The Intercontinental Hotel was our only reason for staying in Frankfurt. Before leaving we took a stroll over a local bridge and walked around. Then we were off for a two hour ride to Heidelberg. While it is not the most southern city in Germany, it is the warmest. So, it’s a place of destination. Foundered in 1368, Heidelberg University is the nation’s oldest and one of Europe’s most reputable universities.
We definitely had to visit the Student Jail. One of our pictures includes the text of reasons for getting arrested. As for the students, they considered it a badge of honor to spent time there. If you can’t be naughty, you ought to look as if you could. Maybe!
Then the entire cruise group enjoyed a meal at a local restaurant. We all ate the same thing. It was a pastry with pork and spinach. It was invented by monks who didn’t want God to see them cheating by eating meat on Lent. As for today, maybe the cooks were trying to fool the customers into believing there was meat in there. Still, it was good!

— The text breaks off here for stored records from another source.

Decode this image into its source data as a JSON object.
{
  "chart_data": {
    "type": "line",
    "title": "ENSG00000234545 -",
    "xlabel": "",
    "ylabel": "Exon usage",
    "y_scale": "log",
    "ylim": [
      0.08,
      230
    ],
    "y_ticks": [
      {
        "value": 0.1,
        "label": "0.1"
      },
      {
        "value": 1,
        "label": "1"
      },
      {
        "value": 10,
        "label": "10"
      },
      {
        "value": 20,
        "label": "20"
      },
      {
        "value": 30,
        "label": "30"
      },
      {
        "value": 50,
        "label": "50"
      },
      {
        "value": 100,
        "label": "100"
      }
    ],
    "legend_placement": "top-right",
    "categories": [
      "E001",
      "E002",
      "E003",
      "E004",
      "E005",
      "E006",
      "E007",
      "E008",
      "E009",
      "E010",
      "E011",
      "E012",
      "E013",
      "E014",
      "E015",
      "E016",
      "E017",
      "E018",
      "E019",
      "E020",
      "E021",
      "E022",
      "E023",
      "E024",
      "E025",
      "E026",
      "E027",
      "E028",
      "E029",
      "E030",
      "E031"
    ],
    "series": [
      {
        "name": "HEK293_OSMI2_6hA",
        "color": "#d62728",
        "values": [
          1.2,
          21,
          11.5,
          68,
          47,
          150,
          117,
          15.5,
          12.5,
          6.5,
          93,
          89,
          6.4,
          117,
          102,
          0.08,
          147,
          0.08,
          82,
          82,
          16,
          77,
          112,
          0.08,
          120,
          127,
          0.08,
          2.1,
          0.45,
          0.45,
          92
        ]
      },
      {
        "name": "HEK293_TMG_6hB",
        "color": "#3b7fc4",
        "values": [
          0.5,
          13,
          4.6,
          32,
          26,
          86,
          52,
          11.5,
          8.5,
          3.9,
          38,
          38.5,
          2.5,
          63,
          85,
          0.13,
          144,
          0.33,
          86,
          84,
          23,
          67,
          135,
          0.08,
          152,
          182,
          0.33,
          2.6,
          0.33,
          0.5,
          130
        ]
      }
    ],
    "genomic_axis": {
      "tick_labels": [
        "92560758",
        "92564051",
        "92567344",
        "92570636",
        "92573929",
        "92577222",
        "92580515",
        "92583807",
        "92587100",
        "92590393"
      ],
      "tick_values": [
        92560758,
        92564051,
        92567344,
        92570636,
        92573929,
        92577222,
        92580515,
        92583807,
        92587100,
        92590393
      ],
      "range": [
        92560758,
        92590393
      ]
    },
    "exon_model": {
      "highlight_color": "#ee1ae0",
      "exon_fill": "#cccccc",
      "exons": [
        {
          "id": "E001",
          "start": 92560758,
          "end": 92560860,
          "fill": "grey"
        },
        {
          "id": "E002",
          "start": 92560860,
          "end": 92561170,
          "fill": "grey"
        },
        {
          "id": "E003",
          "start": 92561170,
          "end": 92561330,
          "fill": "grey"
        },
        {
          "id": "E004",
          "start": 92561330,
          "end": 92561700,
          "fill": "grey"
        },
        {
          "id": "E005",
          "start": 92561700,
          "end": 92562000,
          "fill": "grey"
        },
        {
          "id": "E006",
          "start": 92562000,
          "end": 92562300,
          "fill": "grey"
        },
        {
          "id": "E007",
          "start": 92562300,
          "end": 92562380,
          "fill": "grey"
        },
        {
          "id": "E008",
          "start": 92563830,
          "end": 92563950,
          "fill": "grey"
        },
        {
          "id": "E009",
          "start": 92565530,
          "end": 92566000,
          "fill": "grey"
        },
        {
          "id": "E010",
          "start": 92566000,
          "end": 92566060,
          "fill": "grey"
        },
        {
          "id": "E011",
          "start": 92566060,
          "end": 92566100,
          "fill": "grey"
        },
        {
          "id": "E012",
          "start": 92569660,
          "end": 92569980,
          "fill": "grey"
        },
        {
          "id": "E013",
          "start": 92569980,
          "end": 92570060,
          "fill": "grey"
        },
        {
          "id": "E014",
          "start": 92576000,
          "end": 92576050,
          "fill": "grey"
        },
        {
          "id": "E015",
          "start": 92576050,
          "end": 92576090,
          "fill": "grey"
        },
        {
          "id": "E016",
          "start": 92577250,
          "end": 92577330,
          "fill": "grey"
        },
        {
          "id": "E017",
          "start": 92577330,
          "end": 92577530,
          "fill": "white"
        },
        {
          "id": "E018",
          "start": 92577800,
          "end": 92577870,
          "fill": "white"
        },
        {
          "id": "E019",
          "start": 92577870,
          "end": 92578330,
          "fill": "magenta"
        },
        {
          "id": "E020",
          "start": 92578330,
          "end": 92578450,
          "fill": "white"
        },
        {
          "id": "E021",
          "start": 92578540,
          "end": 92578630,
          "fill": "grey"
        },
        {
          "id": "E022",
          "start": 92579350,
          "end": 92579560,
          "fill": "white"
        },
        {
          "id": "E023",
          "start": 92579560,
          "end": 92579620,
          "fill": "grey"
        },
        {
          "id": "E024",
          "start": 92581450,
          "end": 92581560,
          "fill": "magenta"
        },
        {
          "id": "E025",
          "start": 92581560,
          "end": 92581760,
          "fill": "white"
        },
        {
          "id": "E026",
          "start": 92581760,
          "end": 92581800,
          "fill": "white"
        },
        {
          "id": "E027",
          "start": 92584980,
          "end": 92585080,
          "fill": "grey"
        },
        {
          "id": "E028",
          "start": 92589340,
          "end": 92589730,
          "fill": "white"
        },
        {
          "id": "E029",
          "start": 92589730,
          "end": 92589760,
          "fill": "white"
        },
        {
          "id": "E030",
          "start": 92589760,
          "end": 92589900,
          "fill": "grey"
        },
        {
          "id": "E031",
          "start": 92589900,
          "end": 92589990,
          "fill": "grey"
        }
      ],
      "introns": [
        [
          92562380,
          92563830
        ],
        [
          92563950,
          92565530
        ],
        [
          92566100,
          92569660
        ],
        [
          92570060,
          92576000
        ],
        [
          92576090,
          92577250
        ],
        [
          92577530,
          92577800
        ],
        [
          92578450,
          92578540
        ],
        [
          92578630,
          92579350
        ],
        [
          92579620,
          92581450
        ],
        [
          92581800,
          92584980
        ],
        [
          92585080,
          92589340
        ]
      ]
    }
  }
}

Countless castles were destroyed by the Sun King, Louis the 14th of France; the castle at Heidelberg was spared from total demolition. Why? The large keg of wine, of course! The king’s soldier didn’t have the heart to complete the job. We bet they had a fine time.
Now, you must know that there are two large wine barrels. See the one with Ellen standing in front of it. That was the puny one. The big one is so large that a dance floor was built on top of it. Why is this not the Mecca for wine lovers?
In a church below you’ll see a picture of one window. It has no religious content except for a quote from the Old Testament about the destruction of Sodom and Gomorrah. If you read German you would understand the rest.
As explained to us, it includes Albert Einstein’s famous equation of E=MC2 and the date of August 8, 1945. That’s when the first atomic bomb destroyed the city of Hiroshima. Supposedly, one can see the mushroom cloud in the window. Can you make it out?